To navigate the concepts in this course effectively, we need a common language for the mathematical objects and operations involved. This section establishes the notation used consistently across chapters. While we adhere to standard conventions in machine learning and deep learning literature where possible, clarity and consistency within this course are the primary goals. Familiarizing yourself with this notation will help in understanding the equations describing model architectures, training algorithms, and evaluation metrics.

General Mathematical Conventions

Scalars: Represented by lowercase italic letters (e.g., $a, x, \lambda, \eta$ ). These typically denote single numerical values, such as learning rates, regularization parameters, or individual elements of vectors/matrices.
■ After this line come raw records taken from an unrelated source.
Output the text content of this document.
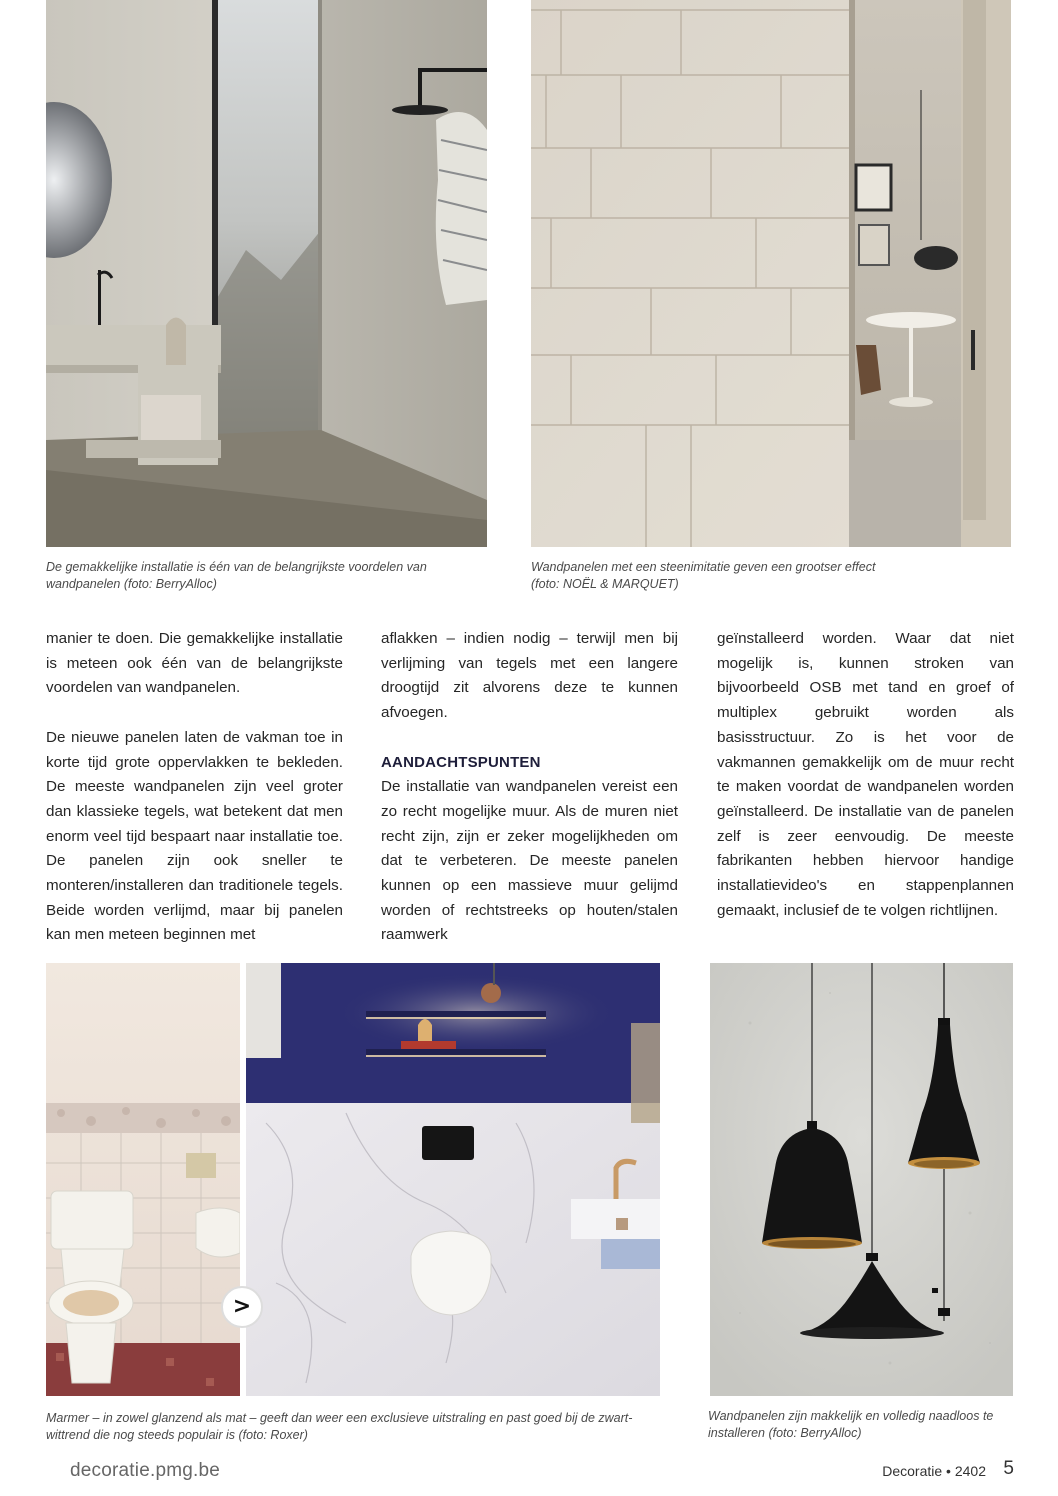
De gemakkelijke installatie is één van de belangrijkste voordelen van
wandpanelen (foto: BerryAlloc)
Wandpanelen met een steenimitatie geven een grootser effect
(foto: NOËL & MARQUET)

manier te doen. Die gemakkelijke installatie is meteen ook één van de belangrijkste voordelen van wandpanelen.

De nieuwe panelen laten de vakman toe in korte tijd grote oppervlakken te bekleden. De meeste wandpanelen zijn veel groter dan klassieke tegels, wat betekent dat men enorm veel tijd bespaart naar installatie toe. De panelen zijn ook sneller te monteren/installeren dan traditionele tegels. Beide worden verlijmd, maar bij panelen kan men meteen beginnen met

aflakken – indien nodig – terwijl men bij verlijming van tegels met een langere droogtijd zit alvorens deze te kunnen afvoegen.

AANDACHTSPUNTEN

De installatie van wandpanelen vereist een zo recht mogelijke muur. Als de muren niet recht zijn, zijn er zeker mogelijkheden om dat te verbeteren. De meeste panelen kunnen op een massieve muur gelijmd worden of rechtstreeks op houten/stalen raamwerk

geïnstalleerd worden. Waar dat niet mogelijk is, kunnen stroken van bijvoorbeeld OSB met tand en groef of multiplex gebruikt worden als basisstructuur. Zo is het voor de vakmannen gemakkelijk om de muur recht te maken voordat de wandpanelen worden geïnstalleerd. De installatie van de panelen zelf is zeer eenvoudig. De meeste fabrikanten hebben hiervoor handige installatievideo's en stappenplannen gemaakt, inclusief de te volgen richtlijnen.

>
Marmer – in zowel glanzend als mat – geeft dan weer een exclusieve uitstraling en past goed bij de zwart-
wittrend die nog steeds populair is (foto: Roxer)
Wandpanelen zijn makkelijk en volledig naadloos te
installeren (foto: BerryAlloc)
decoratie.pmg.be	Decoratie • 2402 5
Vectors: Represented by lowercase bold letters (e.g., $\mathbf{x}, \mathbf{y}, \mathbf{w}, \mathbf{b}$ ). By default, vectors are assumed to be column vectors. We denote the dimensionality as $\mathbf{x} \in \mathbb{R}^d$ , indicating a vector with $d$ real-valued elements. The $i$ -th element of $\mathbf{x}$ is $x_i$ .
Matrices: Represented by uppercase bold letters (e.g., $\mathbf{X}, \mathbf{Y}, \mathbf{W}$ ). We denote the dimensionality as $\mathbf{W} \in \mathbb{R}^{m \times n}$ , indicating a matrix with $m$ rows and $n$ columns. The element in the $i$ -th row and $j$ -th column is $W_{ij}$ or $w_{ij}$ . An identity matrix is denoted by $\mathbf{I}$ .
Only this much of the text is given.